How to bury negative search results:
4 steps to hide bad search results and repair your online reputation
In an ideal world, we’d be able to remove or hide all of the misleading, outdated, and negative search results for ourselves. Except under exceptional cases, most material is here to remain. Delete what you can, but making your own constructive content to counteract the negatives is an excellent way to maintain the power of your image and boost your search results. But, how do you reduce negative search terms linked with your name or your brand name?
It should be noted that if you want to withdraw it totally from the internet, this is not possible all the time. Let’s explore more possible ways to get it down.

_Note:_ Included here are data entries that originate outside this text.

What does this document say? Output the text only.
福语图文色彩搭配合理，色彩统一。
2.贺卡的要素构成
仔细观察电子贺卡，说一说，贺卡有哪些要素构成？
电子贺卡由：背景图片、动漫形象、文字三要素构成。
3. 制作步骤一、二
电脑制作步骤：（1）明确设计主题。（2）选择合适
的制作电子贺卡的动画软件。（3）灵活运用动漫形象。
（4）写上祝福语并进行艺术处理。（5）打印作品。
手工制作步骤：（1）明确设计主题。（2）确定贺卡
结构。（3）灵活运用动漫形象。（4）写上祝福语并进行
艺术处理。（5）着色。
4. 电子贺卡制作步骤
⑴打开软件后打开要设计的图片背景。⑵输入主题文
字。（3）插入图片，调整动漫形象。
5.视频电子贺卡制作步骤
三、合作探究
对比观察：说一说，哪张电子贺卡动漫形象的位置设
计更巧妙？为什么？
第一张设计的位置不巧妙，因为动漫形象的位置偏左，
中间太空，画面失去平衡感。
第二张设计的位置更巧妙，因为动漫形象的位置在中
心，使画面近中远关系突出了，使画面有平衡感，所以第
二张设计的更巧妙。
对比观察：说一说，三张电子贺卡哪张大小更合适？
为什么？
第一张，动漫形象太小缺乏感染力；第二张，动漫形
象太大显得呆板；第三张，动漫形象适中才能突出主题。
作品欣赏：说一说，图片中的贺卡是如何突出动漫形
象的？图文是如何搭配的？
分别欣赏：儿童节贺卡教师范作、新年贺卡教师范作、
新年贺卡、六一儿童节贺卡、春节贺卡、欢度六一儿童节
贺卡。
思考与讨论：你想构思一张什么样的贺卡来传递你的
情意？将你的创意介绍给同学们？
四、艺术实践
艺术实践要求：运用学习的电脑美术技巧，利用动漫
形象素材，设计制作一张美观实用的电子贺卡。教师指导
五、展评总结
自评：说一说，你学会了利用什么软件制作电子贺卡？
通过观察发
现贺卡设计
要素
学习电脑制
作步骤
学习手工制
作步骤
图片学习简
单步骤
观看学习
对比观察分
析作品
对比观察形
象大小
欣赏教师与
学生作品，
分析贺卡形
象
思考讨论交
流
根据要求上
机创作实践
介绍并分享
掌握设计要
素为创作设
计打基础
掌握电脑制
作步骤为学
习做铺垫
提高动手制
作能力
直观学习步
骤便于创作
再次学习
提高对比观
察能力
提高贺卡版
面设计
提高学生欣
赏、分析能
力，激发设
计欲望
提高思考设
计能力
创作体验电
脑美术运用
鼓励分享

Step 1: Create and maintain your public reputation on all platforms
Some websites regularly rank high in search results. You can suppress negative results by merely making a profile there with your name and some identifying details. Make sure your privacy settings are set to publicly viewable and only post material that you are certain you will not regret later. Here is a list of some high priority websites:
- Google+
- MySpace
- About.Me
- Blogger
- Formspring.me
- Foursquare
- Tumblr
- StumbleUpon
- Photobucket
- Quora
- Digg
- Plixi
- Yahoo Pulse
- Flickr
Step 2: Comment publically on news articles, forums, and social networking sites.
You may use your real name to register on media sites and comment on blogs, but these posts do not score as well as those on the sites mentioned above. Posting under your real name may be a smart tactic for marketing yourself if you’re willing to engage in any self-censorship. Knowing that everything you say online could end up on Google, use your posts to your benefit: publish smartly, grammatically right, spell-checked, well-reasoned text. Present yourself in the field where you want to build a reputation for yourself.
Step 3: Link with multiple sites.
Google calculates a site’s position in search results in part by calculating how often other pages refer to it. You can improve the visibility of your content by linking it with other relevant pages. Create a Twitter profile, add it to your Formspring profile, connect all to your Facebook profile, and access all of them from your Blogger page. Of course, the more you do connect your accounts and with other accounts, the more likely it is that they can relate to your posts, boosting your performance much more.
Step 4: Reclaim negative keywords
If a quest for your name yields mostly positive results, but adding certain keyword yields negative or inappropriate results, try to recover the term. Assume that a search for “John Doe” yields positive results, but a search for “John Doe” including “State College” yields negative results. To equate the term “State College” with his good image, John Doe should begin using it in his positive content creation.